Alleanza nazionale non c’è più barattando la propria storia con gli interessi di governo. Il Popolo della Libertà ha inglobato nel suo interno anche ciò che restava della gloriosa fiamma tricolore. Mirko Tremaglia, ultimo integerrimo ed indefesso repubblichino della nostra repubblica, dove si disloca oggi? Sicuramente non è del PDL data la sua proverbiale e storica insofferenza per il cavaliere, non ha aderito a “La destra” di Buontempo, non è di Alleanza Nazionale, allora di che partito è? Comunista?
Risponda l’ex Ministro a queste domande che sono tutte politiche e per nulla gossip.

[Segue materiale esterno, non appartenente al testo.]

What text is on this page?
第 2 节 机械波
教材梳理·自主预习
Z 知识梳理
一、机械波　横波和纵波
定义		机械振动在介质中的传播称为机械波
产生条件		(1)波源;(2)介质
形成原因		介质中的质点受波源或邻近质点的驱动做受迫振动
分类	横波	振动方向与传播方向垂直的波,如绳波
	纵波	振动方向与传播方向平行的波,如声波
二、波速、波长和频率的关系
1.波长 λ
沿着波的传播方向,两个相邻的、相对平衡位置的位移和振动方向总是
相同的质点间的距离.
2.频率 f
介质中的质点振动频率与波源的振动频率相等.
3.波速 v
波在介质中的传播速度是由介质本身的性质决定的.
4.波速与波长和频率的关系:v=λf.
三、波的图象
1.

Ma ancora più curioso sapere che fine farà il CTIM? Dove si è posizionato il CTIM presieduto da Tremaglia? Quali alleanze politiche ha stretto in occasione delle europee? Che funzione avrà in futuro il CTIM dal momento che non ha di che vestirsi non avendo più un partito nel quale riconoscersi? Non crede, Tremaglia, che la posizione politica assunta sia fuori del quadro politico nazionale ed internazionale, senza capo né coda, senza agganci né riferimenti? Ministro, ha abbandonato anche lei noi italiani nel mondo? Cosa fa in questo momento? Si rende conto che lei ha il dovere di dire la verità ai connazionali all’estero? Crede che il suo comportamento abbia una qualche parvenza di strategia politica o piuttosto segna la fine sua e degli italiani all’estero e non ha il coraggio di confessarlo?
Insomma, signor ex ministro, neanche lei ha la dignità di denunciare la manovra politica che abolirà l’interesse per gli italiani all’estero, allora ha scelto un epilogo inglorioso perché tutti la ricorderanno non come colui che si batté per il voto all’estero, ma per quello che lasciò andare la barca alla deriva una volta che non riuscì neanche a salpare.